Ainsi, c’est la puissance athlétique et sculpturale des muscles qui sera représentée dans les tableaux ou les sculptures des artistes du national socialisme. C’est un art de l’extériorisation de la force physique, contre un art de l’intériorisation, ou plutôt de l’expression de l’affect et de la sensation. Aussi, ce qui est magnifié dans l’art nazi, ce sont, par exemple, ces fiers athlètes de Joseph Thorak qui accueillent les visiteurs du pavillon allemand de l'exposition de 1937 de Munich, « ces troupes impeccablement alignées du Front politique de Ferdinand Staeger sont à l'image des portraits, du Fuhrer, empreintes de cette force physique rayonnante, de cette santé si naturellement affichée par ceux qui sont portés par leurs convictions. Les images du corps doivent être à l’image du corps social et de son esprit : indemne de toute flétrissure, de toute lésion, de toute souillure. La bonne santé, le regard altier, la forme volontaire du visage, tout doit exprimer une transparence. On ne doit sentir aucune défaillance possible dans les corps ou les esprits. L’image de la force physique est indissociable de la force mentale et morale. L'art du national-socialisme comme celui du réalisme-soviétique, furent tous deux des arts hygiénistes où la représentation de la maladie, l’infirmité, la souffrance du corps et de l’esprit est stratégiquement irrecevable ». 

Illustration 5
Vitrine consacrée à la collection Prinzhorn

On peut donc opposer à cette attitude paranoïaque des pouvoirs totalitaires, celle de tolérance qui apparaît à la même époque avec la reconnaissance psychiatrique et esthétique d’un « art des fous ».
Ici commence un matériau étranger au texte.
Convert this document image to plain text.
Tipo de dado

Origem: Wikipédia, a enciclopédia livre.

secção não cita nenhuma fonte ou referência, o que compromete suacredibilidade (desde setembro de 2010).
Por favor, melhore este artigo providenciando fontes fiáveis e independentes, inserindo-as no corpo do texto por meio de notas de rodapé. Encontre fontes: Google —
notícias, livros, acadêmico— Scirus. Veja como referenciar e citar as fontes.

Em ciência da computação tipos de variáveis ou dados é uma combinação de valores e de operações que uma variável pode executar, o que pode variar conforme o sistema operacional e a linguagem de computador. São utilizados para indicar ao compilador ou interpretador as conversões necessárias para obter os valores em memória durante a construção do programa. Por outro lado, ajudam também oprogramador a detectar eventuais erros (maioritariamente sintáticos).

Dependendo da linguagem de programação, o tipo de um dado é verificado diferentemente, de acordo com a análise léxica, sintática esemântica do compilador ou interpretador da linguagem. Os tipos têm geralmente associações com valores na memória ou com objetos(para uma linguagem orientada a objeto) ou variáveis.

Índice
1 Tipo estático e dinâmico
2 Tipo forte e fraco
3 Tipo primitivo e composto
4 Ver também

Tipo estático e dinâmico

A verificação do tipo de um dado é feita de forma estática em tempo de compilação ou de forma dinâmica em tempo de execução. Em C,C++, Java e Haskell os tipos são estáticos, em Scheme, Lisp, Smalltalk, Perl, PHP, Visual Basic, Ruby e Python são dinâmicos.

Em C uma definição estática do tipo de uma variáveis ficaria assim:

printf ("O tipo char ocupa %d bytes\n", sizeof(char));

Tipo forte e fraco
Au début du XXe siècle, des psychiatres attentifs aux mutations de l’art moderne, comme Hans Prinzhorn, ( dont l’exposition actuelle au Musée Picasso présente quelques documents ) vont donc déplacer le regard clinique sur ce rapport art et folie. On ne va plus rechercher chez les artistes une éventuelle folie, on cherchera à l’inverse, chez le fou ce qu’il y a d’artiste. On va repérer dans ses productions souvent fragiles et chaotiques, un art en formation, une amorce d’art, une mise en forme dira Klee (Gestaltung), qui serait comme l’expression de l’origine de la création.

Illustration 6
sculpture de Karl Genzel

D’où l'importance de la collection Hanz Prinzhorn, dont on peut voir dans l'exposition quelques pièces rares, dont une magnifique aquarelle d'Oskar Herzberg, interné pour hallucinations, et deux sculptures de Karl Genzel, devenu depuis un classique de l'art brut. Avec Hanz Prinzhorn, on va s’intéresser aux créations des fous d’un point de vue purement esthétique, et non plus du seul point de vue clinique. L’art des aliénés devient alors une source d’inspiration pour les avant-gardes de l’expressionnisme au surréalisme.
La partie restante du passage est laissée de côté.